The first part was somewhat weak. Some interned by the band, a couple of shots on goal and a single clear goal opportunity. The clock has far exceeded forty minutes of play, a familiar emptiness stung your stomach and the parched throat asks for a cold beer. The mobile vibrates in your pocket when the rival winger truncates a dangerous run on the end of your team. You take it out and see a notification from the club app: exclusive offer, beer plus hot dog at half price if you buy it before the break.
What a coincidence! You think, just when you started to get hungry and thirsty. However, such a timely offer has not appeared on your mobile as a result of chance, but of Big Data . Throughout the season the club application, through which you have paid each purchase in the stadium bar, has recorded that your consumption is concentrated from the 35th to the 45th minute of the first part and, thanks to that information, the relational marketing tools The club has made you a personalized offer.
This hypothetical situation has not yet occurred in any LaLiga stadium, but it will soon be a reality. “Many teams have been investing in the Big Data of their stadiums for three or four years, because in the end those facilities are a brutal data generator. You can know how many people come in, where they sit, if they go to more shows besides soccer, “explains José Guerra, corporate general director of LaLiga, to Xataka.
Among the professional soccer teams in Spain -Primera and Segunda División-, Sevilla FC has been one of the first to announce initiatives of this type. The team from Seville is working on the start-up of a Business Intelligence Center in which they will collect data on all the interactions of their fans with the stadium – from in-store purchases to drinks during meetings – and the club’s digital tools – applications, website or online store- to configure personalized offers for them.
“It is about uniting all the contact points of the fan with the club in a single database, refined and enriched daily, with the aim of being able to automate, in a second phase, relational marketing campaigns with users. And we are going to get to a very high level of detail, such as knowing when you usually consume a drink during a match, ”says Ramón Loarte, Marketing, Commercial and Retail director of Sevilla FC.
A similar initiative is being carried out by the Royal Society, which last July announced the launch of a smart scarf to improve interaction with its fans. This garment served as an excuse for users to download the application of the Donostiarra group -Realzale-, register in the app and scan the label to start receiving notifications with discounts and exclusive raffles.

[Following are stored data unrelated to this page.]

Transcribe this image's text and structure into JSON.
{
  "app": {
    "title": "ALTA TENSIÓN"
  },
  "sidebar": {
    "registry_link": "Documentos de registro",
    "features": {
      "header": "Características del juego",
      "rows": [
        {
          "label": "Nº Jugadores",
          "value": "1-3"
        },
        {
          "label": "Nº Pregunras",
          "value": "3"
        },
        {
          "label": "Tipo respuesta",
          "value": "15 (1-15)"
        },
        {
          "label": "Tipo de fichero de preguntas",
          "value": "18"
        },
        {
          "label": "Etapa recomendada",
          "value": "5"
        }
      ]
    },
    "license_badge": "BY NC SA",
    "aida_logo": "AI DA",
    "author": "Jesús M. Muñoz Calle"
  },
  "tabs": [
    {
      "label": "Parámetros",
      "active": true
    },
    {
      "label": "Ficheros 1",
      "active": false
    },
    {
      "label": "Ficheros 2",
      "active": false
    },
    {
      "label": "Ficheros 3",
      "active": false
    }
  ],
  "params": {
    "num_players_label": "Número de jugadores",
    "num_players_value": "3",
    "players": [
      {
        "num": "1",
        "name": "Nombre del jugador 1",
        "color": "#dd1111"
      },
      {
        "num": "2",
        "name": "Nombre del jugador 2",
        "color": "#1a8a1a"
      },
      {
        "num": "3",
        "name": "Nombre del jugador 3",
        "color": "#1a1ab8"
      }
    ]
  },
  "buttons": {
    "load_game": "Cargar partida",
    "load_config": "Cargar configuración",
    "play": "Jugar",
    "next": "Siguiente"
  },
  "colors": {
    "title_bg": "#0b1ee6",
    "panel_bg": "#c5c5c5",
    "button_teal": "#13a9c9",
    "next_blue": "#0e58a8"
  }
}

“The smart scarf offered us different ways of interacting with our followers and uniting the worlds off and online, ” explained Juan Iraola, head of the digital area of the Royal Society, in the press release that the people of San Sebastian spread to announce this initiative.

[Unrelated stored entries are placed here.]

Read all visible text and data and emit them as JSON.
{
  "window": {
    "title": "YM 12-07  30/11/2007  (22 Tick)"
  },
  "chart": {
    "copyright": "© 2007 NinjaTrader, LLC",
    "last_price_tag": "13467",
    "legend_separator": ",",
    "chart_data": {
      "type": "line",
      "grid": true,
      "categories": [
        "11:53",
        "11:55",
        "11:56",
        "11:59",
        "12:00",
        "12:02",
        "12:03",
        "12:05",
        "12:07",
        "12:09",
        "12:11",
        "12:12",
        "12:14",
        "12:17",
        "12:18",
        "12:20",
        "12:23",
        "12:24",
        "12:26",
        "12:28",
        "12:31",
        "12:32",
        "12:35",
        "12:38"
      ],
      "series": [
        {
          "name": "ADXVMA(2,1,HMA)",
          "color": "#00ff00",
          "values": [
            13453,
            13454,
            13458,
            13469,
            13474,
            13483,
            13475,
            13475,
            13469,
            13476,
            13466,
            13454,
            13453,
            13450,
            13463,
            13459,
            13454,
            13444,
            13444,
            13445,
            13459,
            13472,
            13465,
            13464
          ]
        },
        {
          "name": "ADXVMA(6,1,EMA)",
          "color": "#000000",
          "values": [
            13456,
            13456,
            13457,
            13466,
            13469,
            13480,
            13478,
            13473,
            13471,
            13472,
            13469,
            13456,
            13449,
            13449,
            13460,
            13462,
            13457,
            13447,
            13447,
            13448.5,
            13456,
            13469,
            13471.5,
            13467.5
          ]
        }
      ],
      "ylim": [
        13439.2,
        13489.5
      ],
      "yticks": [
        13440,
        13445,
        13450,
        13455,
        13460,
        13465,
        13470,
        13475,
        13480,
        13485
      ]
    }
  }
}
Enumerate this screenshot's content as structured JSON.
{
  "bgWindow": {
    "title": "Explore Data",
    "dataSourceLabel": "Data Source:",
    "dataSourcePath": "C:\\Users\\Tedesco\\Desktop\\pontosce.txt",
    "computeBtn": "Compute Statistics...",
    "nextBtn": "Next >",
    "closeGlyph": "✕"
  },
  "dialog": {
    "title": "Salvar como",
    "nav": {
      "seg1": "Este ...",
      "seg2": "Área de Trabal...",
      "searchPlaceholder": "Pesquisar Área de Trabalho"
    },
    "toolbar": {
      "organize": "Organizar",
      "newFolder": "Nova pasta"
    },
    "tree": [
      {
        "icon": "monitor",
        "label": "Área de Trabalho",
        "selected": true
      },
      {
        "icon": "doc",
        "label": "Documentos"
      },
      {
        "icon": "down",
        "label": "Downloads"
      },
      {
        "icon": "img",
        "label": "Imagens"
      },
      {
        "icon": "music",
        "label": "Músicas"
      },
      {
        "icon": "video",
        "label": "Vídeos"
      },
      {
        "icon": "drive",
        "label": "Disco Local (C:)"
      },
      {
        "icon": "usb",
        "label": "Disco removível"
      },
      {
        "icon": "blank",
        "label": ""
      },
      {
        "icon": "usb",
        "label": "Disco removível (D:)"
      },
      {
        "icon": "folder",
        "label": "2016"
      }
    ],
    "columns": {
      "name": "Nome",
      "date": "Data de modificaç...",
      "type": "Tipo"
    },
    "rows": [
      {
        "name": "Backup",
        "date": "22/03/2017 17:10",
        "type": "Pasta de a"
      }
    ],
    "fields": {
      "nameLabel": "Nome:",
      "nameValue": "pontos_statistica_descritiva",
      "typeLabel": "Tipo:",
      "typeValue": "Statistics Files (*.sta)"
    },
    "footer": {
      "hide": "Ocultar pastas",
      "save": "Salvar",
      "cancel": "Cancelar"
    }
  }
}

The ultimate goal of the txuri-urdines is for their fans to become familiar with the application, which will be one of the pillars of the club’s digitization and with which members can now access the stadium without a card or give up their seats . The latter is not exclusive to Real Sociedad, since there are several LaLiga clubs that have apps with these same functions.

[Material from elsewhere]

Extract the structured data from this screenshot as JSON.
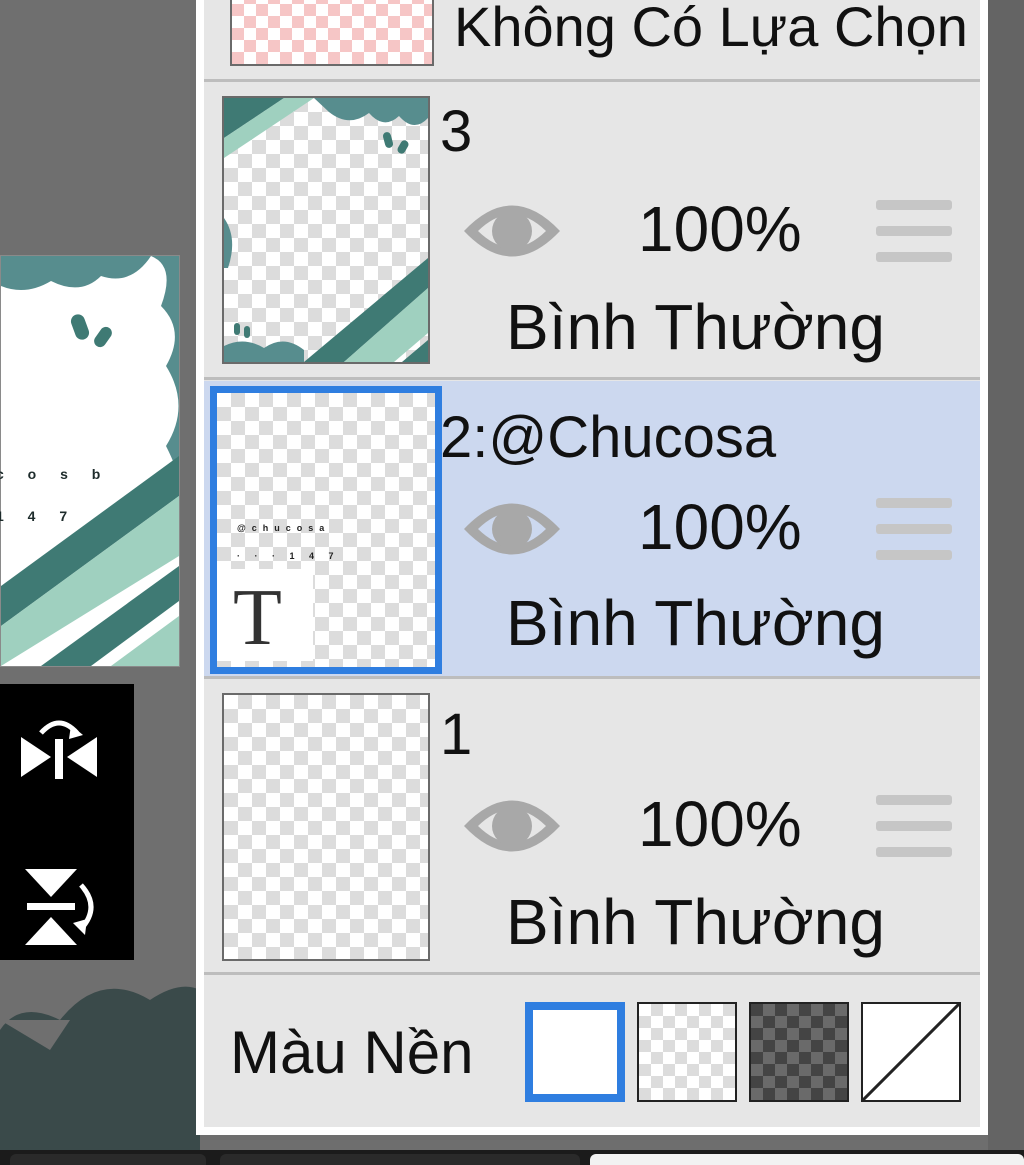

But Big Data in stadiums will not be used only for commercial purposes. From LaLiga, the body in charge of centrally controlling access and security -the latter together with the State Security Forces and Bodies- in the 42 professional stadiums in Spain, explain that new software is being implemented to better manage entry to the stadiums and that, in the future, they would like this to be possible without turnstiles .
“We thought about how it would be more comfortable to access the stadiums , and we thought that the ideal would be not to find any barrier between the door and the interior. That is not possible now because there are a series of security needs, but if we were to implement a system in which the person is identified by their mobile phone, or that detects unidentified devices, we would not have to do that filter, “says Guerra.
New technologies and security
Big Data is one of the digital tools that is being developed in many LaLiga stadiums, but the aspect that is currently fully digitized and operational is the security of these facilities.
In the 42 professional stadiums of Spanish football there must be, by law, an Organizational Control Unit (UCO) , the responsibility of LaLiga and operated by workers from this body and the National Police. The objective of this installation is to maintain and operate technological systems that facilitate the work of the State Security Forces and Bodies during the matches, for which they have powerful, latest-generation technological tools.
“The UCO is made up of a closed circuit television and a robust communications network with a high level of data transmission . There are cameras outside the stadium, at the gates, in the stands and in the conflict zones, so that the police can identify those responsible for any altercation, “explains José María Cervantes, director of Facilities and Maintenance of LaLiga.
Among the systems of which the UCO is composed, the one with the 360º megapixel camera stands out , which records every corner of the stadium stands in high resolution during the pre-match, the entire match and the post-match. Its purpose is to have a video that can be reviewed after the event to identify any person who has committed an infraction.
“This system gives peace of mind because the police cannot keep an eye on the 50,000 people who go to the stadium if they have to identify someone at the moment. If a flare falls during the game, it is removed but you cannot identify the one who threw it because it is in the middle of the public. With the megapixel recording you can review the images, follow the trajectory in reverse and identify it , both by its own face and by the people around it, “says Guerra.